My dear RP and I were running this morning amongst freezing cold and icy trails and had a wonderful time of conversation. She is often the ray of sunshine to my self deprecation when it comes to our long runs. We were both suffering from lack of sleep and being pretty hard on ourselves. As we traipsed up and down the trails of the Patapsco trail system and into Lake Elkhorn, our conversation led itself into a discussion about our motivation for running. Why are we choosing our schedule? Why are we so unforgiving of ourselves when we don't run fast enough or if we feel tired? Are we running for ourselves (or even better, to glorify God) or are we running to compete against a demon (either in human form or some hidden feeling)?

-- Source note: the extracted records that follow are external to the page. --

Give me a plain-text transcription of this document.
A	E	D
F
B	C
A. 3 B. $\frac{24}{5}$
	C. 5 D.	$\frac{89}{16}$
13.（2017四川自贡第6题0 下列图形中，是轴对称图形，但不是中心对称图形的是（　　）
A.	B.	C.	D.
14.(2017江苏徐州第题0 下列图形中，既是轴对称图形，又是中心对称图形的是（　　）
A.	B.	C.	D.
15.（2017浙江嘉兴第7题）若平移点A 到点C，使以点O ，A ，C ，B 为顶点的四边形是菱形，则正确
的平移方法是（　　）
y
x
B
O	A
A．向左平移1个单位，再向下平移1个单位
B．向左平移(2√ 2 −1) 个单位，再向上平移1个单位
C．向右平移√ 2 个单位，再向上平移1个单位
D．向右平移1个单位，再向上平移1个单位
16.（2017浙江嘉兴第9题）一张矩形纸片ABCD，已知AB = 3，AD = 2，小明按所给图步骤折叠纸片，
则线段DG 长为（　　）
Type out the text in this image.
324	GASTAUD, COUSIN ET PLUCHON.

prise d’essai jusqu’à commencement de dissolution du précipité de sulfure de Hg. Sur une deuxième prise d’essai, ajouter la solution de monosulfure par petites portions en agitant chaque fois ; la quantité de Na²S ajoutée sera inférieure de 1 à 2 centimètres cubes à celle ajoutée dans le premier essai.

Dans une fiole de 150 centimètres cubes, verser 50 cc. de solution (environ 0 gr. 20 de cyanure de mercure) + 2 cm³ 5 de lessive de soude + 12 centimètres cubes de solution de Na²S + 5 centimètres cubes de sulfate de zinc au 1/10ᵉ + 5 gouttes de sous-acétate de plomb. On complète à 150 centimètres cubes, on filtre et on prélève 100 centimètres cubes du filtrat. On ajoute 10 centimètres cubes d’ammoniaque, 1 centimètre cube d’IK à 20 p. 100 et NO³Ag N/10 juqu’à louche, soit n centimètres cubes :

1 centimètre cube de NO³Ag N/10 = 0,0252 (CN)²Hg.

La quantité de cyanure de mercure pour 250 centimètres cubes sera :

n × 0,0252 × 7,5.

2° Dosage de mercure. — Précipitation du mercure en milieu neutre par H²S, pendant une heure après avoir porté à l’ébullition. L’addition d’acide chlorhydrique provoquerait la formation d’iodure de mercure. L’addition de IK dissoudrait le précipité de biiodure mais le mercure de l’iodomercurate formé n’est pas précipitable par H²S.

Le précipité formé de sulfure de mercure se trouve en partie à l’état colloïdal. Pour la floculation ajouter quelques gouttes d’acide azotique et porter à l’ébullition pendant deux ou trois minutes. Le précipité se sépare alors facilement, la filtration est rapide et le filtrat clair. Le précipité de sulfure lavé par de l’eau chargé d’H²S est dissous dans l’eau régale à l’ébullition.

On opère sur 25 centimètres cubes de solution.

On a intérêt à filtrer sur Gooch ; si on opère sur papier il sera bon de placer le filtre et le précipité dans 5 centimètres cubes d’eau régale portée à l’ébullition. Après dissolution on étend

We are not land speed breakers, but we hold our own. We are not skinny or sinewy but we can run 26.2 miles and handle various other physical tasks with fluency. But we are in a place in our lives where we feel as though we have to do it all "right now". Family, career, running feats, triathlon feats, social service work, leadership roles etc. etc. etc. What will happen if we don't make it all happen now? What will actually happen now?
For me, I have already seen the negative effects to trying to do to much in my running life. I have ended up injured, tired, and completely unmotivated to run. It is only now that, through a balance of running and other things, that I am enjoying running in a way that I had forgotten.
We must be willing to give ourselves permission to have a bad run, to not run a spring race, or to sleep in on any given Saturday at 7am. We must be gentle with our own bodies and souls so that we may endure the excessive pounding we put on our bodies when we do hit the road or the deal handed out to our soul when we slow down.
I envy those who can run, bike, or exercise without mental connection. Those who use this physical act to disconnect rather than to connect inward. I am so proud of running and how it has changed many parts of me, but at the end of the day I am still me. Hard on myself, competitive with others, and then again, harder on myself without regard to what life has given me on any given day. Often when dealing with myself, I think I feel that I must be infallible while I grant those around me concession for just about anything
I have made these big lofty race goals for 2008 and I hope to still go through with all of them, but if my motivation puts more hurt on my body, physically or emotionally, will this excessive work be worth it?
My motivation today? Reconnecting with a dear friend and running on trails that I haven't been on in quite some time. The result: An ankle workout over ice for 10 miles. A chance to provide comfort and guidance to a friend who puts up with all of my poo on a regular basis.